Option 2 — Money Claim Online (MCOL). If the airline is not a member of an ADR scheme, you can file a county court claim through Money Claim Online for claims up to £10,000. Court fees apply but can be reclaimed if you win. Airlines settle the vast majority of MCOL claims before the hearing date, because defending against a valid EC 261/2004 claim in court costs more than the compensation itself.

For a detailed walkthrough of the escalation path, see our Escalation Guide.

Frequently Asked Questions

Does EC 261/2004 still apply after Brexit?

Yes. The UK retained EU Regulation 261/2004 into UK law when it left the EU. The amounts are now quoted in sterling rather than euros, but the rights and thresholds are identical. The Civil Aviation Authority enforces the UK version.
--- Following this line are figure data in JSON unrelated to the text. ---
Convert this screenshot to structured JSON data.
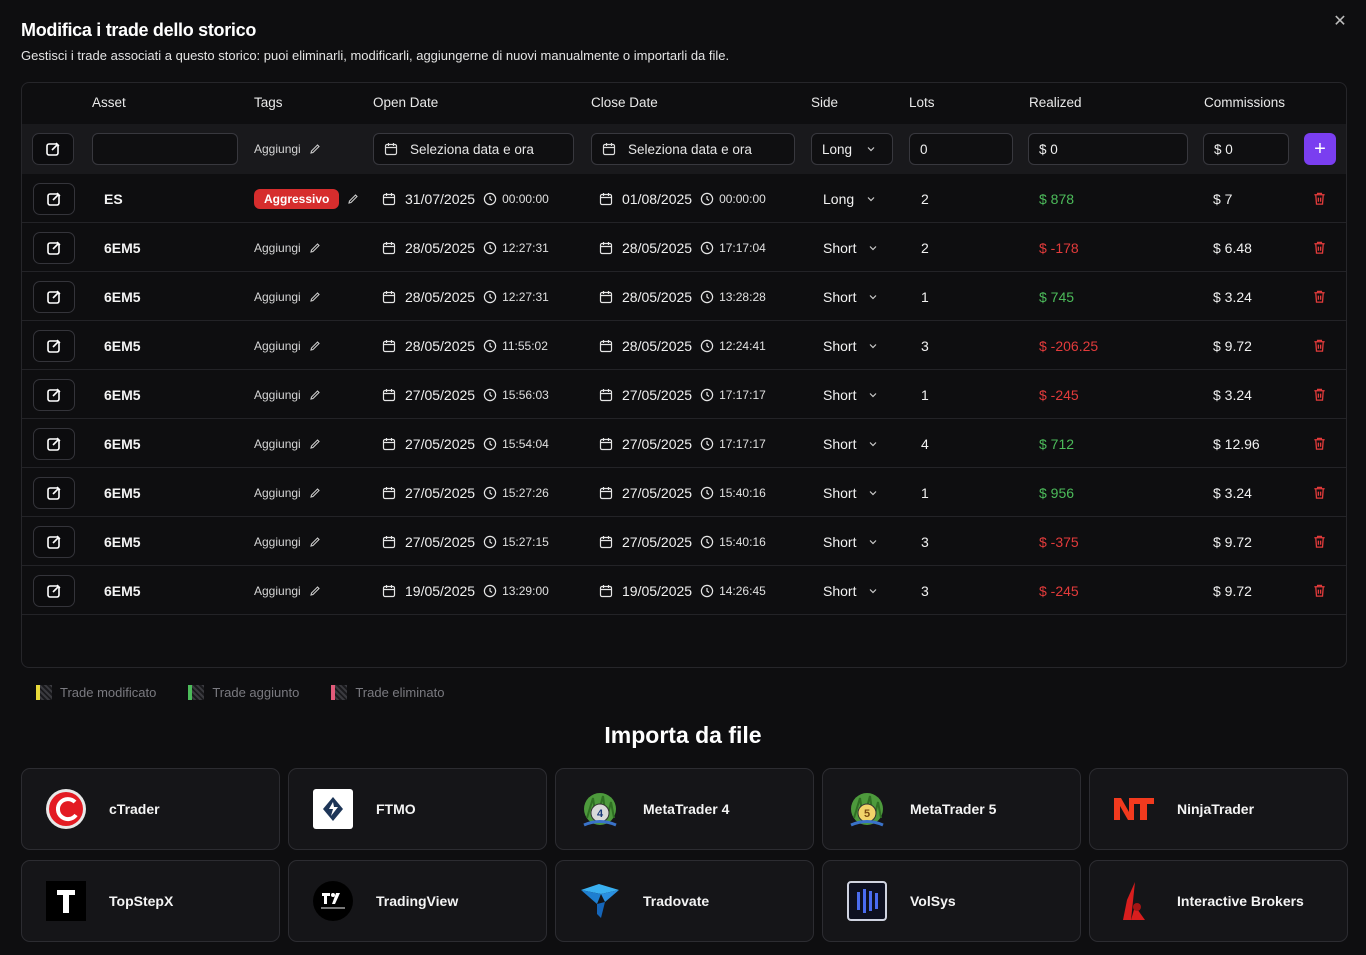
{
  "header": {
    "title": "Modifica i trade dello storico",
    "subtitle": "Gestisci i trade associati a questo storico: puoi eliminarli, modificarli, aggiungerne di nuovi manualmente o importarli da file.",
    "close_icon": "close-icon"
  },
  "table": {
    "columns": [
      "Asset",
      "Tags",
      "Open Date",
      "Close Date",
      "Side",
      "Lots",
      "Realized",
      "Commissions"
    ],
    "new_row": {
      "asset_value": "",
      "tags_label": "Aggiungi",
      "open_placeholder": "Seleziona data e ora",
      "close_placeholder": "Seleziona data e ora",
      "side": "Long",
      "lots": "0",
      "realized": "$ 0",
      "commissions": "$ 0",
      "add_label": "+"
    },
    "rows": [
      {
        "asset": "ES",
        "tag": "Aggressivo",
        "tag_badge": true,
        "open_date": "31/07/2025",
        "open_time": "00:00:00",
        "close_date": "01/08/2025",
        "close_time": "00:00:00",
        "side": "Long",
        "lots": "2",
        "realized": "$ 878",
        "realized_sign": "pos",
        "commissions": "$ 7"
      },
      {
        "asset": "6EM5",
        "tag": "Aggiungi",
        "tag_badge": false,
        "open_date": "28/05/2025",
        "open_time": "12:27:31",
        "close_date": "28/05/2025",
        "close_time": "17:17:04",
        "side": "Short",
        "lots": "2",
        "realized": "$ -178",
        "realized_sign": "neg",
        "commissions": "$ 6.48"
      },
      {
        "asset": "6EM5",
        "tag": "Aggiungi",
        "tag_badge": false,
        "open_date": "28/05/2025",
        "open_time": "12:27:31",
        "close_date": "28/05/2025",
        "close_time": "13:28:28",
        "side": "Short",
        "lots": "1",
        "realized": "$ 745",
        "realized_sign": "pos",
        "commissions": "$ 3.24"
      },
      {
        "asset": "6EM5",
        "tag": "Aggiungi",
        "tag_badge": false,
        "open_date": "28/05/2025",
        "open_time": "11:55:02",
        "close_date": "28/05/2025",
        "close_time": "12:24:41",
        "side": "Short",
        "lots": "3",
        "realized": "$ -206.25",
        "realized_sign": "neg",
        "commissions": "$ 9.72"
      },
      {
        "asset": "6EM5",
        "tag": "Aggiungi",
        "tag_badge": false,
        "open_date": "27/05/2025",
        "open_time": "15:56:03",
        "close_date": "27/05/2025",
        "close_time": "17:17:17",
        "side": "Short",
        "lots": "1",
        "realized": "$ -245",
        "realized_sign": "neg",
        "commissions": "$ 3.24"
      },
      {
        "asset": "6EM5",
        "tag": "Aggiungi",
        "tag_badge": false,
        "open_date": "27/05/2025",
        "open_time": "15:54:04",
        "close_date": "27/05/2025",
        "close_time": "17:17:17",
        "side": "Short",
        "lots": "4",
        "realized": "$ 712",
        "realized_sign": "pos",
        "commissions": "$ 12.96"
      },
      {
        "asset": "6EM5",
        "tag": "Aggiungi",
        "tag_badge": false,
        "open_date": "27/05/2025",
        "open_time": "15:27:26",
        "close_date": "27/05/2025",
        "close_time": "15:40:16",
        "side": "Short",
        "lots": "1",
        "realized": "$ 956",
        "realized_sign": "pos",
        "commissions": "$ 3.24"
      },
      {
        "asset": "6EM5",
        "tag": "Aggiungi",
        "tag_badge": false,
        "open_date": "27/05/2025",
        "open_time": "15:27:15",
        "close_date": "27/05/2025",
        "close_time": "15:40:16",
        "side": "Short",
        "lots": "3",
        "realized": "$ -375",
        "realized_sign": "neg",
        "commissions": "$ 9.72"
      },
      {
        "asset": "6EM5",
        "tag": "Aggiungi",
        "tag_badge": false,
        "open_date": "19/05/2025",
        "open_time": "13:29:00",
        "close_date": "19/05/2025",
        "close_time": "14:26:45",
        "side": "Short",
        "lots": "3",
        "realized": "$ -245",
        "realized_sign": "neg",
        "commissions": "$ 9.72"
      }
    ]
  },
  "legend": {
    "modified": "Trade modificato",
    "added": "Trade aggiunto",
    "deleted": "Trade eliminato"
  },
  "import": {
    "title": "Importa da file",
    "platforms": [
      {
        "name": "cTrader",
        "icon": "ctrader-logo-icon"
      },
      {
        "name": "FTMO",
        "icon": "ftmo-logo-icon"
      },
      {
        "name": "MetaTrader 4",
        "icon": "metatrader4-logo-icon"
      },
      {
        "name": "MetaTrader 5",
        "icon": "metatrader5-logo-icon"
      },
      {
        "name": "NinjaTrader",
        "icon": "ninjatrader-logo-icon"
      },
      {
        "name": "TopStepX",
        "icon": "topstepx-logo-icon"
      },
      {
        "name": "TradingView",
        "icon": "tradingview-logo-icon"
      },
      {
        "name": "Tradovate",
        "icon": "tradovate-logo-icon"
      },
      {
        "name": "VolSys",
        "icon": "volsys-logo-icon"
      },
      {
        "name": "Interactive Brokers",
        "icon": "interactive-brokers-logo-icon"
      }
    ]
  },
  "colors": {
    "accent": "#7a3ef0",
    "positive": "#4cbb5a",
    "negative": "#e23b3b",
    "tag_badge": "#d62d2d"
  }
}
Can I claim if I was on a budget airline like easyJet or Ryanair?

Yes. EC 261/2004 applies to all commercial airlines operating from UK airports, regardless of whether they are budget or full-service. easyJet and Ryanair have both paid out significant sums under this law.

What if my delay was only 2 hours and 50 minutes?

You are not entitled to the fixed compensation amounts — those require a 3-hour threshold. However, you may still be entitled to meals and refreshments from the airline during the wait, and you should have received timely information about the delay. If the delay later extended past 3 hours, compensation applies from that point.